The widow’s mite and me (and you)

by Kevin Birnbaum

On Monday night I reread the famous Gospel passage about the widow’s mite:

And [Jesus] sat down opposite the treasury, and watched the multitude putting money into the treasury. Many rich people put in large sums. And a poor widow came, and put in two copper coins, which make a penny. And he called his disciples to him, and said to them, “Truly, I say to you, this poor widow has put in more than all those who are contributing to the treasury. For they all contributed out of their abundance; but she out of her poverty has put in everything she had, her whole living.” (Mk 12:41-44)

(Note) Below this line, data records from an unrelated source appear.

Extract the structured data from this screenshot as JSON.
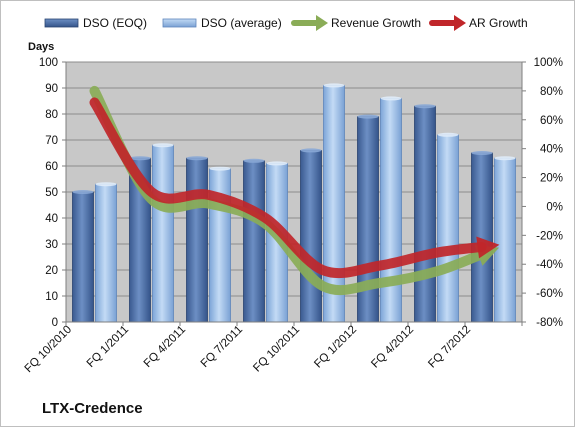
{
  "chart_data": {
    "type": "bar",
    "title": "",
    "company": "LTX-Credence",
    "ylabel": "Days",
    "ylim": [
      0,
      100
    ],
    "y_ticks": [
      "0",
      "10",
      "20",
      "30",
      "40",
      "50",
      "60",
      "70",
      "80",
      "90",
      "100"
    ],
    "y2lim": [
      -80,
      100
    ],
    "y2_ticks": [
      "-80%",
      "-60%",
      "-40%",
      "-20%",
      "0%",
      "20%",
      "40%",
      "60%",
      "80%",
      "100%"
    ],
    "categories": [
      "FQ 10/2010",
      "FQ 1/2011",
      "FQ 4/2011",
      "FQ 7/2011",
      "FQ 10/2011",
      "FQ 1/2012",
      "FQ 4/2012",
      "FQ 7/2012"
    ],
    "series": [
      {
        "name": "DSO (EOQ)",
        "kind": "bar",
        "axis": "left",
        "color": "#4f6fa8",
        "values": [
          50,
          63,
          63,
          62,
          66,
          79,
          83,
          65
        ]
      },
      {
        "name": "DSO (average)",
        "kind": "bar",
        "axis": "left",
        "color": "#8fb4e3",
        "values": [
          53,
          68,
          59,
          61,
          91,
          86,
          72,
          63
        ]
      },
      {
        "name": "Revenue Growth",
        "kind": "line",
        "axis": "right",
        "color": "#8aac57",
        "values": [
          80,
          5,
          2,
          -12,
          -55,
          -53,
          -45,
          -30
        ]
      },
      {
        "name": "AR Growth",
        "kind": "line",
        "axis": "right",
        "color": "#c0262a",
        "values": [
          72,
          10,
          8,
          -8,
          -44,
          -41,
          -32,
          -27
        ]
      }
    ],
    "legend_position": "top",
    "grid": true
  }
}
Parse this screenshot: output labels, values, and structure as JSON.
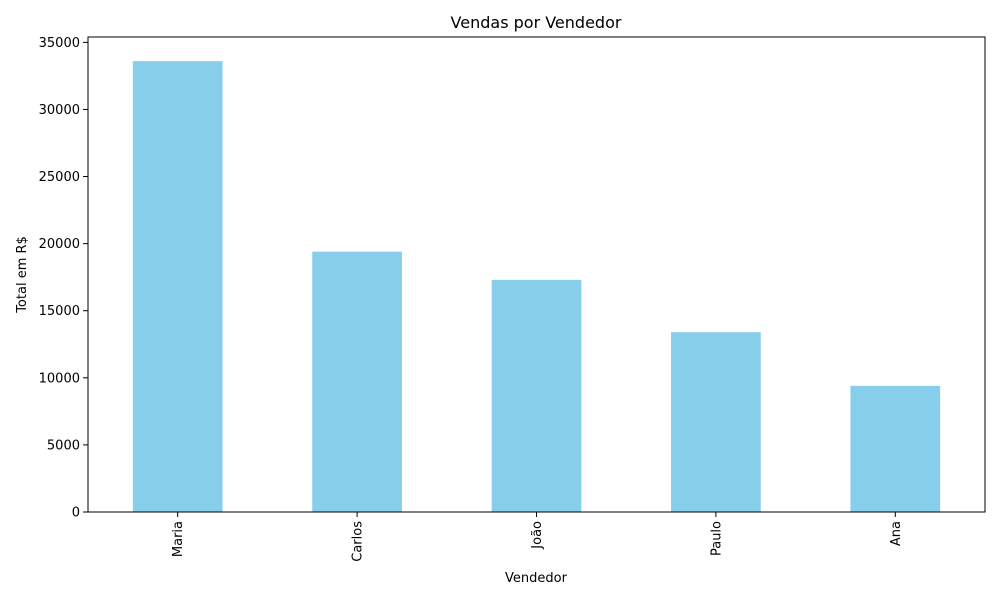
{
  "chart_data": {
    "type": "bar",
    "title": "Vendas por Vendedor",
    "xlabel": "Vendedor",
    "ylabel": "Total em R$",
    "categories": [
      "Maria",
      "Carlos",
      "João",
      "Paulo",
      "Ana"
    ],
    "values": [
      33600,
      19400,
      17300,
      13400,
      9400
    ],
    "ylim": [
      0,
      35400
    ],
    "yticks": [
      0,
      5000,
      10000,
      15000,
      20000,
      25000,
      30000,
      35000
    ],
    "bar_color": "#87ceeb",
    "grid": false,
    "legend": "none"
  }
}
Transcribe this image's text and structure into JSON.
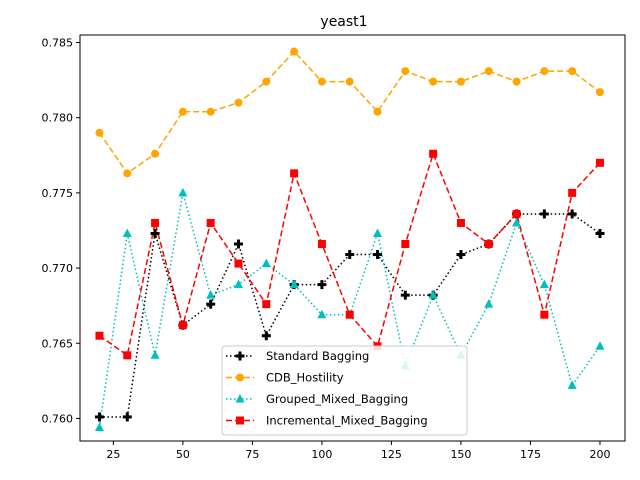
{
  "chart_data": {
    "type": "line",
    "title": "yeast1",
    "xlabel": "",
    "ylabel": "",
    "xlim": [
      13,
      209
    ],
    "ylim": [
      0.7585,
      0.7855
    ],
    "xticks": [
      25,
      50,
      75,
      100,
      125,
      150,
      175,
      200
    ],
    "yticks": [
      0.76,
      0.765,
      0.77,
      0.775,
      0.78,
      0.785
    ],
    "ytick_labels": [
      "0.760",
      "0.765",
      "0.770",
      "0.775",
      "0.780",
      "0.785"
    ],
    "grid": false,
    "legend_position": "lower center",
    "x": [
      20,
      30,
      40,
      50,
      60,
      70,
      80,
      90,
      100,
      110,
      120,
      130,
      140,
      150,
      160,
      170,
      180,
      190,
      200
    ],
    "series": [
      {
        "name": "Standard Bagging",
        "color": "#000000",
        "linestyle": "dotted",
        "marker": "plus",
        "values": [
          0.7601,
          0.7601,
          0.7723,
          0.7662,
          0.7676,
          0.7716,
          0.7655,
          0.7689,
          0.7689,
          0.7709,
          0.7709,
          0.7682,
          0.7682,
          0.7709,
          0.7716,
          0.7736,
          0.7736,
          0.7736,
          0.7723
        ]
      },
      {
        "name": "CDB_Hostility",
        "color": "#ffa500",
        "linestyle": "dashed",
        "marker": "circle",
        "values": [
          0.779,
          0.7763,
          0.7776,
          0.7804,
          0.7804,
          0.781,
          0.7824,
          0.7844,
          0.7824,
          0.7824,
          0.7804,
          0.7831,
          0.7824,
          0.7824,
          0.7831,
          0.7824,
          0.7831,
          0.7831,
          0.7817
        ]
      },
      {
        "name": "Grouped_Mixed_Bagging",
        "color": "#00bfbf",
        "linestyle": "dotted",
        "marker": "triangle",
        "values": [
          0.7594,
          0.7723,
          0.7642,
          0.775,
          0.7682,
          0.7689,
          0.7703,
          0.7689,
          0.7669,
          0.7669,
          0.7723,
          0.7635,
          0.7682,
          0.7642,
          0.7676,
          0.773,
          0.7689,
          0.7622,
          0.7648
        ]
      },
      {
        "name": "Incremental_Mixed_Bagging",
        "color": "#ff0000",
        "linestyle": "dashed",
        "marker": "square",
        "values": [
          0.7655,
          0.7642,
          0.773,
          0.7662,
          0.773,
          0.7703,
          0.7676,
          0.7763,
          0.7716,
          0.7669,
          0.7648,
          0.7716,
          0.7776,
          0.773,
          0.7716,
          0.7736,
          0.7669,
          0.775,
          0.777
        ]
      }
    ]
  }
}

The widow’s offering is more valuable, more beautiful, because of the generosity of it, the totality of it. It is also a gesture of great trust—the widow relinquishes all control of her life and gives everything to God.

The story is both a challenge and a comfort. It challenges us to likewise give all that we have to God—not only money, but also our time and our talent. How often do we fail to trust God with the whole of our lives?

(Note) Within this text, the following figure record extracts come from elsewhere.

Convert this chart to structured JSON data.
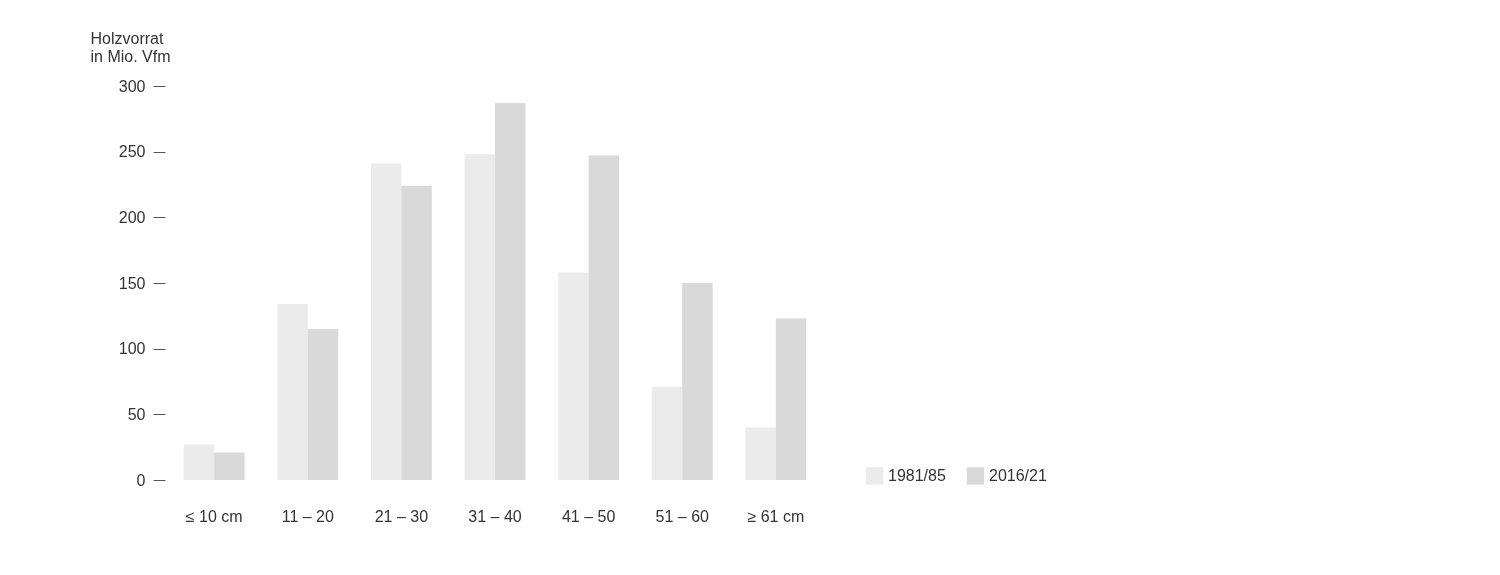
{
  "chart_data": {
    "type": "bar",
    "ylabel": "Holzvorrat\nin Mio. Vfm",
    "categories": [
      "≤ 10 cm",
      "11 – 20",
      "21 – 30",
      "31 – 40",
      "41 – 50",
      "51 – 60",
      "≥ 61 cm"
    ],
    "series": [
      {
        "name": "1981/85",
        "color": "#ebebeb",
        "values": [
          27,
          134,
          241,
          248,
          158,
          71,
          40
        ]
      },
      {
        "name": "2016/21",
        "color": "#d9d9d9",
        "values": [
          21,
          115,
          224,
          287,
          247,
          150,
          123
        ]
      }
    ],
    "ylim": [
      0,
      300
    ],
    "yticks": [
      0,
      50,
      100,
      150,
      200,
      250,
      300
    ],
    "grid": false,
    "legend": "bottom right"
  }
}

But it’s also a comfort for those, like me, who don’t have much to offer. It doesn’t matter if we’re not rich, or particularly talented. It doesn’t matter if our contributions have no measurable effect on the world around us. If we trust God and sincerely offer him all that we have, all that we are, he will be well pleased.

P.S. I’d been thinking about this all week, and then today I saw some of my thoughts rather neatly and nerdily summed up at one of my favorite blogs, Disputations:

Wealth we possess or store up is potential love. Wealth we spend or consume is kinetic love. Our good deeds, including our use of wealth for our good and the good of others, are always in the mind of God; rightly-ordered kinetic love lasts forever as treasure in heaven.

The metric that matters to God is our kinetic love divided by our potential love (“to whom they have committed much, of him they will demand the more”).